Your wedding is your day. It is a celebration of you and your partner coming together and making a lifelong commitment to one another. Naturally you want the day and the details to be a reflection of who you are as a couple. It may mean including non traditional elements that are important to you and excluding traditions that aren’t. Trimming away elements that are nonessential to you will shape the day to be what you want it to be.


Maybe you don’t like cake so you choose not to have it. “But what will you cut?” says your mum. You want to dine amongst your guests so do away with the bridal table. “But it’s tradition! “ says Aunty Shirley. White washes you out and makes you look pale so you choose a coloured dress. “But all brides must wear white” your future mother-in-law informs you. The list is endless…

So what happens if swaying from the traditional norms causes pre-wedding tension with family members or even friends? Regardless of the topic, your approach to handling the situation is the same.
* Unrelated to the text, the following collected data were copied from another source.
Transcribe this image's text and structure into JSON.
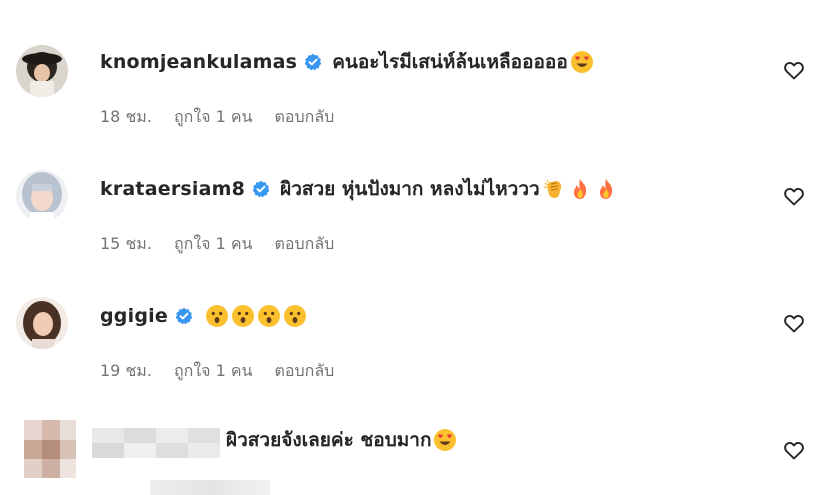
{
  "comments": [
    {
      "username": "knomjeankulamas",
      "verified": true,
      "text": "คนอะไรมีเสน่ห์ล้นเหลือออออ",
      "emojis": [
        "heart-eyes-emoji"
      ],
      "time": "18 ชม.",
      "likes": "ถูกใจ 1 คน",
      "reply": "ตอบกลับ"
    },
    {
      "username": "krataersiam8",
      "verified": true,
      "text": "ผิวสวย หุ่นปังมาก หลงไม่ไหววว",
      "emojis": [
        "clapping-hands-emoji",
        "fire-emoji",
        "fire-emoji"
      ],
      "time": "15 ชม.",
      "likes": "ถูกใจ 1 คน",
      "reply": "ตอบกลับ"
    },
    {
      "username": "ggigie",
      "verified": true,
      "text": "",
      "emojis": [
        "hushed-face-emoji",
        "hushed-face-emoji",
        "hushed-face-emoji",
        "hushed-face-emoji"
      ],
      "time": "19 ชม.",
      "likes": "ถูกใจ 1 คน",
      "reply": "ตอบกลับ"
    },
    {
      "username": "",
      "verified": false,
      "text": "ผิวสวยจังเลยค่ะ ชอบมาก",
      "emojis": [
        "heart-eyes-emoji"
      ]
    }
  ],
  "colors": {
    "verified_blue": "#3897f0",
    "text": "#262626",
    "meta_text": "#737373",
    "emoji_yellow": "#fbc02d",
    "heart_eye_red": "#e53935",
    "fire_orange": "#ff7043"
  },
  "icons": {
    "like": "heart-outline-icon",
    "verified": "verified-badge-icon"
  }
}
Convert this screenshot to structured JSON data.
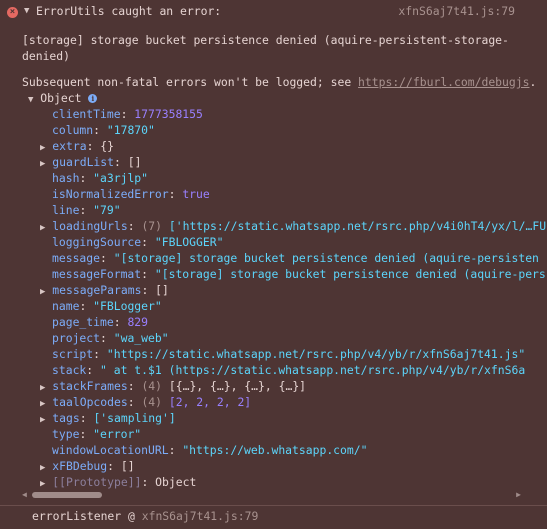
{
  "header": {
    "title": "ErrorUtils caught an error:",
    "source": "xfnS6aj7t41.js:79"
  },
  "message_line1": "[storage] storage bucket persistence denied (aquire-persistent-storage-",
  "message_line2": "denied)",
  "subsequent": {
    "text": "Subsequent non-fatal errors won't be logged; see ",
    "link": "https://fburl.com/debugjs",
    "end": "."
  },
  "object": {
    "label": "Object"
  },
  "props": {
    "clientTime": {
      "key": "clientTime",
      "value": "1777358155"
    },
    "column": {
      "key": "column",
      "value": "\"17870\""
    },
    "extra": {
      "key": "extra",
      "value": "{}"
    },
    "guardList": {
      "key": "guardList",
      "value": "[]"
    },
    "hash": {
      "key": "hash",
      "value": "\"a3rjlp\""
    },
    "isNormalizedError": {
      "key": "isNormalizedError",
      "value": "true"
    },
    "line": {
      "key": "line",
      "value": "\"79\""
    },
    "loadingUrls": {
      "key": "loadingUrls",
      "count": "(7)",
      "value": "['https://static.whatsapp.net/rsrc.php/v4i0hT4/yx/l/…FU"
    },
    "loggingSource": {
      "key": "loggingSource",
      "value": "\"FBLOGGER\""
    },
    "message": {
      "key": "message",
      "value": "\"[storage] storage bucket persistence denied (aquire-persisten"
    },
    "messageFormat": {
      "key": "messageFormat",
      "value": "\"[storage] storage bucket persistence denied (aquire-pers"
    },
    "messageParams": {
      "key": "messageParams",
      "value": "[]"
    },
    "name": {
      "key": "name",
      "value": "\"FBLogger\""
    },
    "page_time": {
      "key": "page_time",
      "value": "829"
    },
    "project": {
      "key": "project",
      "value": "\"wa_web\""
    },
    "script": {
      "key": "script",
      "value": "\"https://static.whatsapp.net/rsrc.php/v4/yb/r/xfnS6aj7t41.js\""
    },
    "stack": {
      "key": "stack",
      "value": "\"    at t.$1 (https://static.whatsapp.net/rsrc.php/v4/yb/r/xfnS6a"
    },
    "stackFrames": {
      "key": "stackFrames",
      "count": "(4)",
      "value": "[{…}, {…}, {…}, {…}]"
    },
    "taalOpcodes": {
      "key": "taalOpcodes",
      "count": "(4)",
      "value": "[2, 2, 2, 2]"
    },
    "tags": {
      "key": "tags",
      "value": "['sampling']"
    },
    "type": {
      "key": "type",
      "value": "\"error\""
    },
    "windowLocationURL": {
      "key": "windowLocationURL",
      "value": "\"https://web.whatsapp.com/\""
    },
    "xFBDebug": {
      "key": "xFBDebug",
      "value": "[]"
    },
    "prototype": {
      "key": "[[Prototype]]",
      "value": "Object"
    }
  },
  "footer": {
    "listener": "errorListener @ ",
    "source": "xfnS6aj7t41.js:79"
  }
}
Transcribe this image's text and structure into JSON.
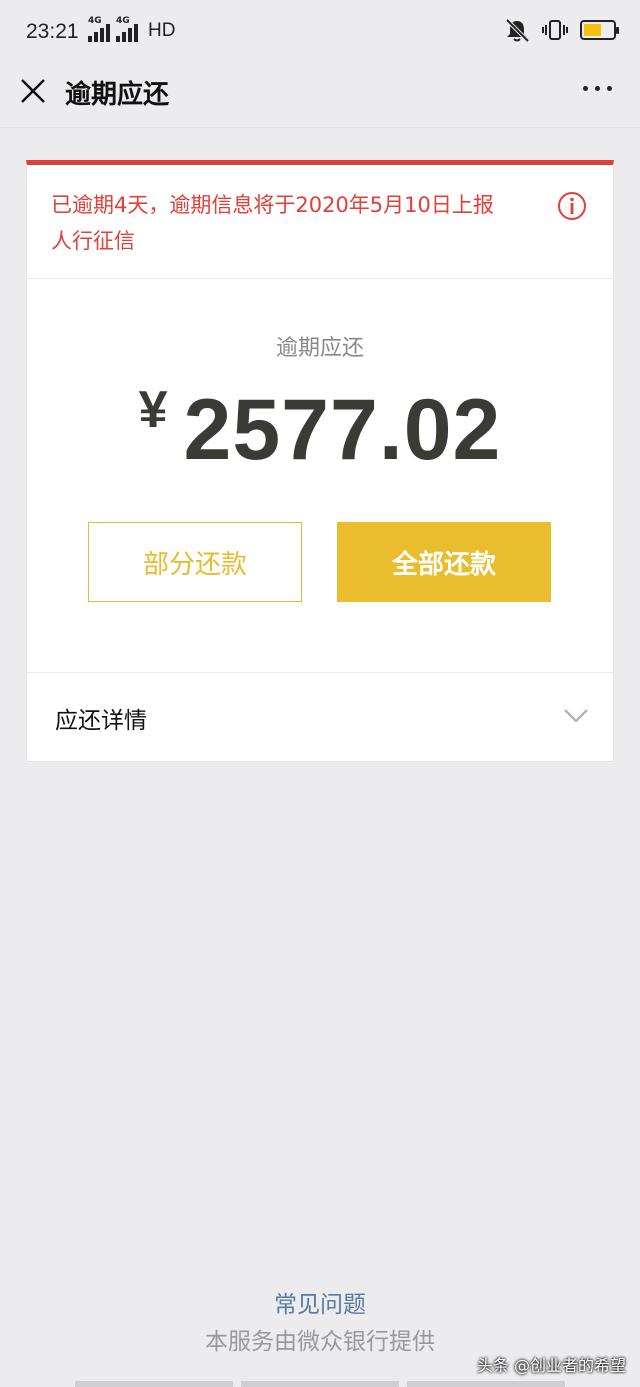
{
  "status_bar": {
    "time": "23:21",
    "network_label_1": "4G",
    "network_label_2": "4G",
    "hd_label": "HD",
    "battery_color": "#f4c20d",
    "icons": [
      "mute-icon",
      "vibrate-icon",
      "battery-icon"
    ]
  },
  "nav": {
    "title": "逾期应还",
    "close_icon": "close-icon",
    "more_icon": "more-icon"
  },
  "alert": {
    "text_line_1": "已逾期4天，逾期信息将于2020年5月10日上报",
    "text_line_2": "人行征信",
    "color": "#e0403a",
    "icon": "info-icon"
  },
  "overdue": {
    "label": "逾期应还",
    "currency": "¥",
    "amount": "2577.02"
  },
  "buttons": {
    "partial_label": "部分还款",
    "full_label": "全部还款",
    "accent_color": "#e9bd2d"
  },
  "details": {
    "label": "应还详情",
    "icon": "chevron-down-icon"
  },
  "footer": {
    "faq": "常见问题",
    "provider": "本服务由微众银行提供"
  },
  "watermark": "头条 @创业者的希望"
}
The key is tact and finding the middle ground. There are some things that you will not be willing to budge on. In this case, be respectful and make your intentions clear. If it is going to cause unrest, consider something else you may be willing to allow. Factor in the financial contributions that your parents or parents-in-law may be making. If there are elements that you’re happy to negotiate on then do so to keep the peace. And remember, the most important detail of the day is marrying the person you want to spend the rest of your life with.